A little while back, when I mentioned my plan to read through a bunch of Virago Modern Classics while on sabbatical, beginning with Margaret Kennedy’s The Constant Nymph, Carolyn of A Few of My Favourite Books (I love that you can tell she’s Canadian by the ‘u’ in ‘Favourite’) wrote to let me know that she was co-hosting a Virago Reading Week. It began Monday, and there’s all kinds of related activity and lots of links to follow up at Carolyn’s blog. Carolyn has also compiled a very helpful list of Virago authors, and through the links on her site I discovered that another blogger has compiled a list of Virago (and Persephone) titles that are available online, many for free. One of the earliest reviews to go up as part of this Virago venture is this nice piece on Antonia White’s Frost in May, itself the first Virago Modern Classic published (in 1978):
Since the entire book is narrated from Nanda’s point of view it’s a good thing she’s observant. She uses the sharp gaze of an outsider, for not only is she a convert, she is also middle-class. But “Lippington,” as the school is known, is the favored educational venue for a kind of borderless European aristocracy. The glamorous girls are Spanish, Irish, Franco-German, and feature cardinals and abbesses on their family trees. Nanda, though accepted as a friend, can never share their easy identification as members of the one True Church.

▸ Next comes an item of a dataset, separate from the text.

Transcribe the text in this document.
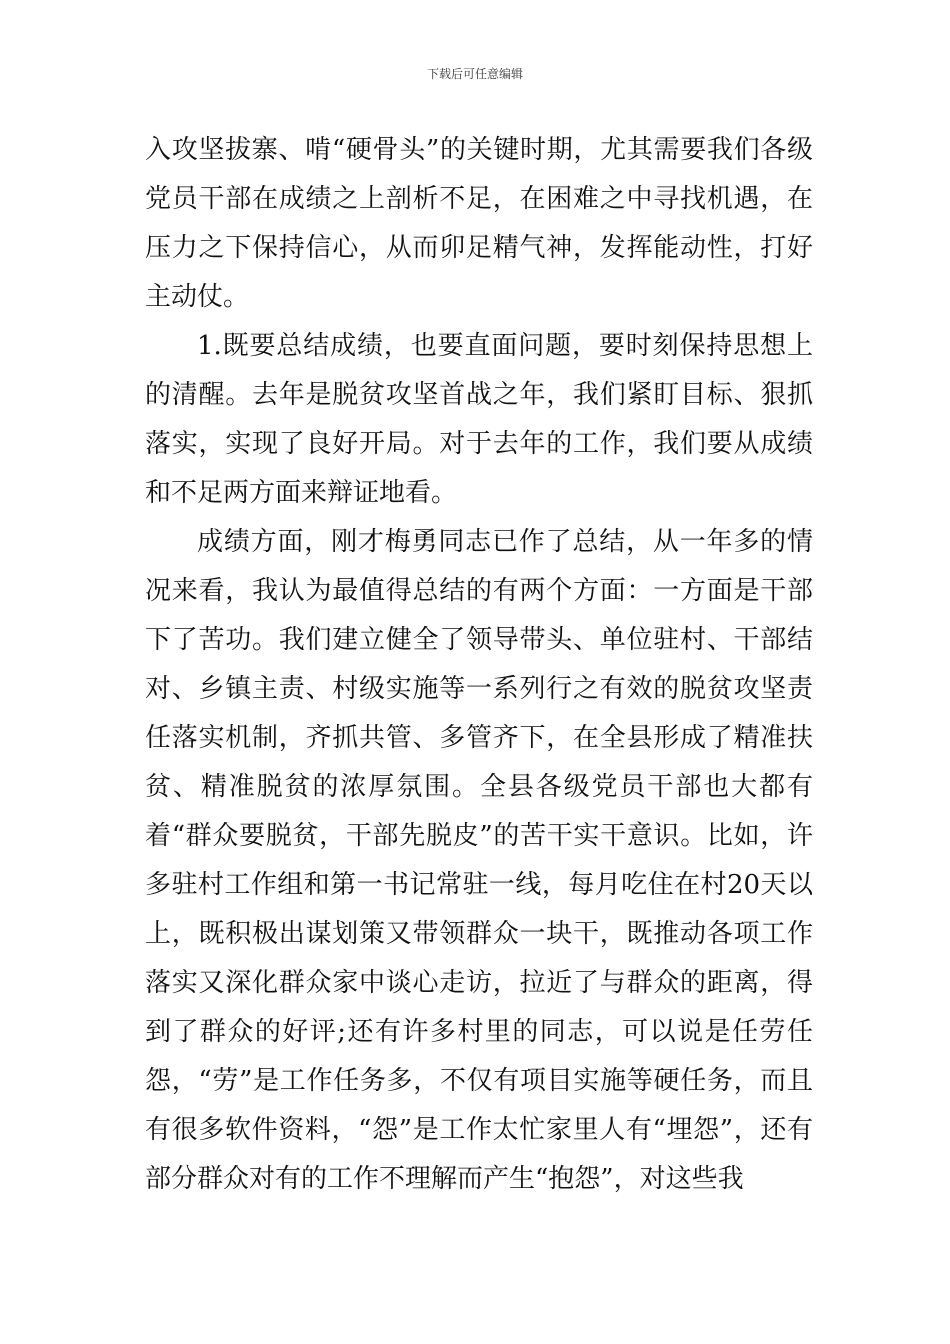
下载后可任意编辑

入攻坚拔寨、啃“硬骨头”的关键时期，尤其需要我们各级党员干部在成绩之上剖析不足，在困难之中寻找机遇，在压力之下保持信心，从而卯足精气神，发挥能动性，打好主动仗。

1.既要总结成绩，也要直面问题，要时刻保持思想上的清醒。去年是脱贫攻坚首战之年，我们紧盯目标、狠抓落实，实现了良好开局。对于去年的工作，我们要从成绩和不足两方面来辩证地看。

成绩方面，刚才梅勇同志已作了总结，从一年多的情况来看，我认为最值得总结的有两个方面：一方面是干部下了苦功。我们建立健全了领导带头、单位驻村、干部结对、乡镇主责、村级实施等一系列行之有效的脱贫攻坚责任落实机制，齐抓共管、多管齐下，在全县形成了精准扶贫、精准脱贫的浓厚氛围。全县各级党员干部也大都有着“群众要脱贫，干部先脱皮”的苦干实干意识。比如，许多驻村工作组和第一书记常驻一线，每月吃住在村20天以上，既积极出谋划策又带领群众一块干，既推动各项工作落实又深化群众家中谈心走访，拉近了与群众的距离，得到了群众的好评;还有许多村里的同志，可以说是任劳任怨，“劳”是工作任务多，不仅有项目实施等硬任务，而且有很多软件资料，“怨”是工作太忙家里人有“埋怨”，还有部分群众对有的工作不理解而产生“抱怨”，对这些我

But as we might guess from the title, this is an education gone awry. White is sharp about the power the nuns exert over their charges, the surveillance and what we might call emotional blackmail. The founding principle of the school is the breaking of a child’s character so that it may be re-formed in a manner more pleasing to God. This is the “frost” of the title, of course.
But is there more to the tale than the humiliation and grief visited upon a young girl? Nanda is well-drawn, but the secondary characters — those glamorous aristocratic Catholic girls — tend to be endowed with marvelous heads of hair and a few tics. The nuns are stock figures as well, remote and manipulative. (Rumer Godden does a much better job of seeing beyond the habit.) White’s hurt and outrage are fresh, but they are the only note she sounds. (read the whole post here, at Carol Wallace’s blog Book Group of One)
Quite a collection of other book bloggers have made plans to read and review Virago titles including E. M. Delafield’s Thank Heaven Fasting, Elizabeth von Arnim’s The Solitary Summer, Winifred Holtby’s South Riding, and Barbara Comyns’s The Vet’s Daughter–and so many more that it’s probably best, if you have other work or reading to do, not to spend too much time browsing the possibilities. I don’t notice much mention of Margaret Kennedy, though. My modest Virago Reading Week plan is to keep on with her first novel, The Ladies of Lyndon, which (obviously) she wrote before The Constant Nymph but which was not much of a success until after Nymph caught the public fancy. The introduction to The Ladies of Lyndon basically promises that the novel will live up to its underwhelming debut. I guess I’ll find out.